Clearing into the US Virgin Islands
Vessels entering the US Virgin Islands need to proceed directly to a port of entry for clearance pursuant to 19 CFR 4.2 see 19 U.S.C. 1433). An application to lawfully enter the United States must be made in person to a CBP officer at a U.S. port-of-entry when the port is open for inspection pursuant to 8 CFR 235.1.
Passengers and crew are not allowed to go ashore until properly cleared. All passengers must present themselves and their documents to US CBP including the following:
- Documentation of nationality for each passenger / crew member
- Ship's documents
- Vessel Entrance or Clearance Statement (CBP Form 1300)
- Passenger and Crew List (CBP Form I-418)

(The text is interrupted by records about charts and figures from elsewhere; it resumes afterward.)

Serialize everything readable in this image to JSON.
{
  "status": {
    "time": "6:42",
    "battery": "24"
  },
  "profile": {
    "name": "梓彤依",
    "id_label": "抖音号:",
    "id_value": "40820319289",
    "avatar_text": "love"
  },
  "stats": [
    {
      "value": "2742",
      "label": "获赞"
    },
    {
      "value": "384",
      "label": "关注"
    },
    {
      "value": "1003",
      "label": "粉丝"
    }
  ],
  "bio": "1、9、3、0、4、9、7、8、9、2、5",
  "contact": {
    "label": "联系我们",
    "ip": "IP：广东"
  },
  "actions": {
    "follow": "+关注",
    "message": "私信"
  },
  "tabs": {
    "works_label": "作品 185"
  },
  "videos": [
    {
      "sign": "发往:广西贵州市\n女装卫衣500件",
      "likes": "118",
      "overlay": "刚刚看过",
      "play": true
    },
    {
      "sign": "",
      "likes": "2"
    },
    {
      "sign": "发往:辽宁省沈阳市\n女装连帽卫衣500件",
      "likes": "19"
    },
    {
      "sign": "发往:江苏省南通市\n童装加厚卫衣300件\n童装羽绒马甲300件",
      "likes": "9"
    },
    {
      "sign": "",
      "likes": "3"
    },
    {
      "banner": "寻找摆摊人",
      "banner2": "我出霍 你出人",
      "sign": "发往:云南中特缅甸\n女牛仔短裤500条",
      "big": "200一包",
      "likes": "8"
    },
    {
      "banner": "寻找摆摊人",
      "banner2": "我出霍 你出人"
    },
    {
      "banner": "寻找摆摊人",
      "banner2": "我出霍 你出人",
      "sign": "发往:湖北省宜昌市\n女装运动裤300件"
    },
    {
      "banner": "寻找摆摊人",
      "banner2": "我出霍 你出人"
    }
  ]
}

- Clearance from the last port of call
Clearance Ports in the Virgin Islands:
- Edward Wilmoth Blyden Marine Terminal, St. Thomas 877.305.8774 8am - 5pm Seven Days a Week
- Cruz Bay CBP Terminal, St. John 877.305.8775 10 - 5pm Seven Days a Week
- Red Hook Ferry Terminal, St. Thomas 8 - 5pm by foot only (excluding lunch 12 - 1pm) berth at American Yacht Harbour or anchor in Vessup Bay and utilise the AYH dingy dock
- Gallows Bay, St. Croix 340.773.1011 8 - 5pm Mon - Fri, after hours 340.773.1490
VISAs for foreign flagged/foreign crew:
The B1 visa will be accepted by USVI CBP, for foreign yacht crew arriving into the US Virgin Islands for both:
- Private yachts, not for commercial or charter use
- Yachts engaged on charter – SUBJECT TO the vessel embarking its guests in the USVI, and proceeding directly into foreign waters for the charter itself. Similarly, guests can be disembarked in the USVI, as long as the charter itinerary has been out of US territorial waters.
C-1/D visas are valid for 29 days stay, upon which the vessel must depart to a foreign port. The BVI is accepted as a foreign port.
ROAM system continues to be for private US boats only.
- Yachts should avoid having a mix of B1 and C1/D visas amongst their crew, as it will cause confusion as the yacht’s status with CBP (individual crew having both the B1/B2, and C1/D visas granted to them is fine; different crew having different visas is to be avoided).
- Third party advice for the do’s and don’ts for foreign crew applying for a B1 visa: here
Please understand the above/below general information is provided for informational purposes only. VIPCA is not able to offer legal advice to its members or others. You are encouraged to seek the assistance of counsel in order to receive answers to your particular issue or situation.
See the list of nationals who do and do not require visas prior to arrival to enter the USVI and BVI. The fee is $160.00 for the online non-immigrant visa form, DS-160, with a 2-3 day processing time.
- Visa info for the British Virgin Islands: http://www.bvitourism.com/entry-requirements
- Visa info for the US Virgin Islands: https://travel.state.gov/content/travel.html
Any persons requiring a visa to enter the US must arrive in the US on a recognized carrier, i.e. Ferry or Commercial Airline. Charter boats are not recognized carriers. If you picked guests up in non-US waters and they require a visa to enter the US but have not travelled through the US prior to arrival on your yacht, the guests must enter the US by ferry or plane.